このパンを、この子は自分のために取っておくべきだった。
なのに、見知らぬ男に分け与えた。
「...馬鹿だな」
でも、温かい。
リオンは鞄からナイフを取り出し、パンを削る。表面の硬い部分を削ぎ落とし、中の柔らかい部分を一口。
パサパサしている。味気ない。
でも、確かに小麦の味がする。
「悪くない」
リオンは全部食べた。
村の奥、小高い丘の上に、古い館が建っていた。
領主館だ。
石造りの建物。だが、壁は崩れかけ、屋根には穴が開いている。
リオンは正面の扉を叩いた。
ドンドンドン。
しばらくして、扉が開く。
出てきたのは、五十代の男。疲れ切った顔。深い皺。
「...どなたですか?」
「リオン・アッシュフォード。手紙を送った者です」
男の目が見開かれる。
「リオン...本当に、来てくれたのか」
「ええ」
男は深く頭を下げた。
「ありがとうございます。私が領主のヴァルデマール・フォン・エーレンベルクです」
「では、早速」
「中へどうぞ」
館の中は、外見と同じく荒れていた。
廊下の絨毯は色褪せ、壁には染みが浮いている。
応接室に通される。
古い革張りの椅子。木製のテーブル。暖炉はあるが、薪は入っていない。寒い。
「すみません。お茶も出せなくて...」
ヴァルデマールは申し訳なさそうに言った。
「構いません」
リオンは椅子に座る。
「単刀直入に聞きます。なぜ、俺を呼んだんですか?」
ヴァルデマールは深くため息をついた。
「この領地は、終わりかけています」
「...」
「借金が金貨五百枚。返済期限は二年後。収入は年間金貨百二十枚。支出は百八十枚。毎年、赤字です」
ヴァルデマールは顔を覆った。
「このままでは、領地を手放すしかない。村人たちは路頭に迷う」
「それで、俺に何をしろと?」
「料理で、領地を救ってほしい」
リオンは眉をひそめた。
「...料理で?」
「ええ。あなたは宮廷料理人だった。その技術で、この領地に産業を作ってほしいんです」
「具体的には?」
「特産品の開発。加工技術の指導。商品として売れるものを作る」
ヴァルデマールは資料を広げた。羊皮紙に書かれた、領地の情報。
「この領地には、資源はあります。でも、活かす術を知らない」
リオンは資料を読む。
農作物:小麦、野菜数種、ルビーベリー(食用不可)
家畜:羊百頭、鶏若干
その他:山菜、川魚
「ルビーベリーとは?」
「赤い実です。大量に採れますが、酸っぱすぎて食べられません」
「...見せてもらえますか?」
「今すぐ?」
「ええ」
ヴァルデマールは立ち上がった。
「分かりました。畑にご案内します」
二人は館の裏手にある畑に向かった。
夕日が、地平線に沈みかけている。
「ここです」
ヴァルデマールが指差す先に、低い木が並んでいた。
枝には、小さな赤い実がびっしりとついている。

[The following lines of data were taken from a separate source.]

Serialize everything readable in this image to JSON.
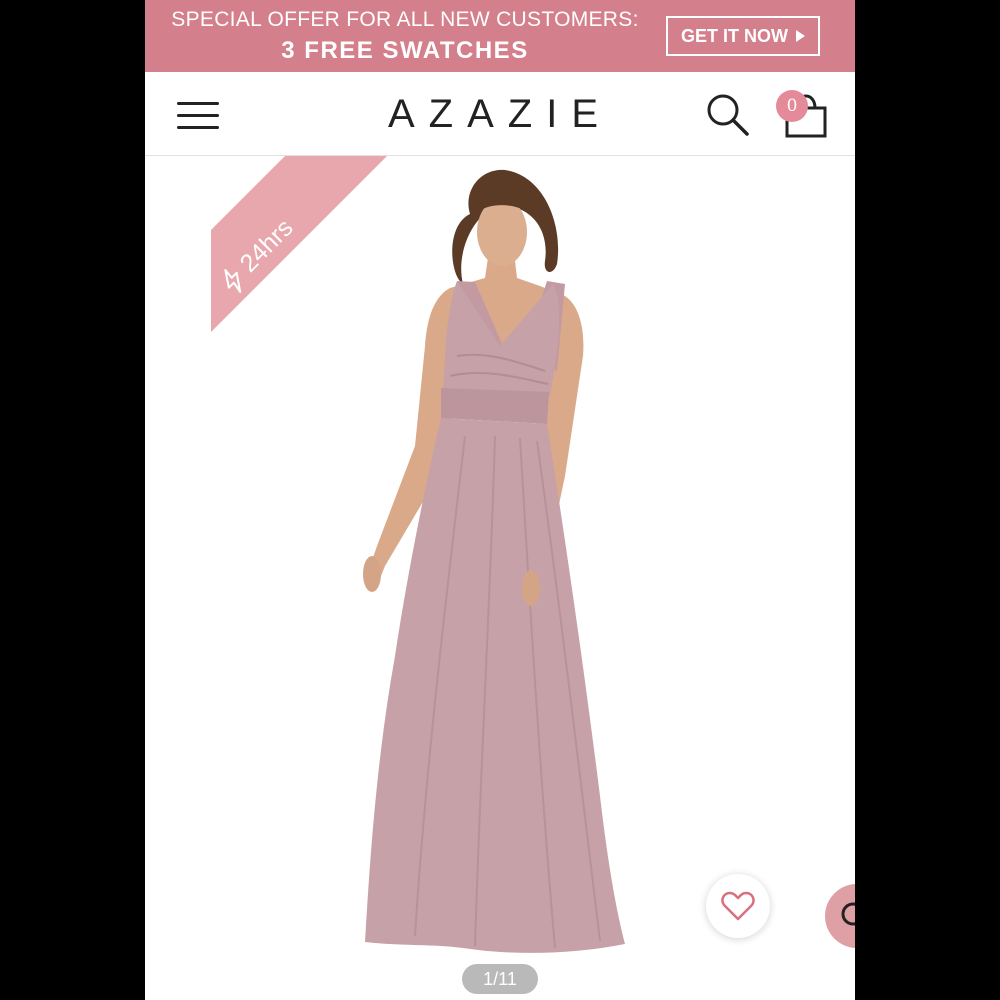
{
  "promo": {
    "line1": "SPECIAL OFFER FOR ALL NEW CUSTOMERS:",
    "line2": "3 FREE SWATCHES",
    "cta_label": "GET IT NOW",
    "background": "#d47f8c"
  },
  "header": {
    "logo": "AZAZIE",
    "cart_count": "0",
    "icons": [
      "hamburger-menu-icon",
      "search-icon",
      "shopping-bag-icon"
    ]
  },
  "product": {
    "badge_label": "24hrs",
    "badge_icon": "lightning-icon",
    "badge_color": "#e8a6ad",
    "dress_color": "#c7a1a8",
    "page_indicator": "1/11"
  },
  "actions": {
    "wishlist_icon": "heart-icon",
    "chat_icon": "chat-bubble-icon",
    "accent": "#d9707f"
  }
}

ルビーベリー。
リオンは一粒を摘み、口に入れた。
「っ...!」
強烈な酸味が舌を刺す。思わず顔をしかめる。
でも。
噛み続けると、奥にかすかな甘みがある。そして、独特の香り。
リオンは実をじっくりと味わう。
酸味、甘み、香り。
バランスは悪い。でも、素材としてのポテンシャルは高い。
「これは...」
リオンの目が輝いた。
「使えます」
「本当ですか?」
「ええ。この実は、宮廷で高値で取引されていたクリムゾンベリーに似ている」
リオンは実をもう一粒摘む。
「加工すれば、素晴らしい商品になる」
ヴァルデマールの顔に、初めて希望の色が浮かんだ。
「では...本当に、領地を救えますか?」
リオンは夕日を見つめた。
赤い光が、畑を照らしている。
「...分かりません」
「え?」
「でも、やってみる価値はある」
リオンは振り返った。
「明日から、始めましょう。まずは、このルビーベリーの加工から」
「はい!お願いします!」
ヴァルデマールは深く頭を下げた。
その夜、リオンは与えられた部屋で一人、窓の外を見ていた。
月が昇り、村を青白く照らしている。
静かだ。
宮廷にいた頃は、夜でも騒がしかった。宴会、密談、陰謀。
でも、ここは違う。
ただ、静かに時間が流れる。
「...俺は、ここで何ができる?」
独り言。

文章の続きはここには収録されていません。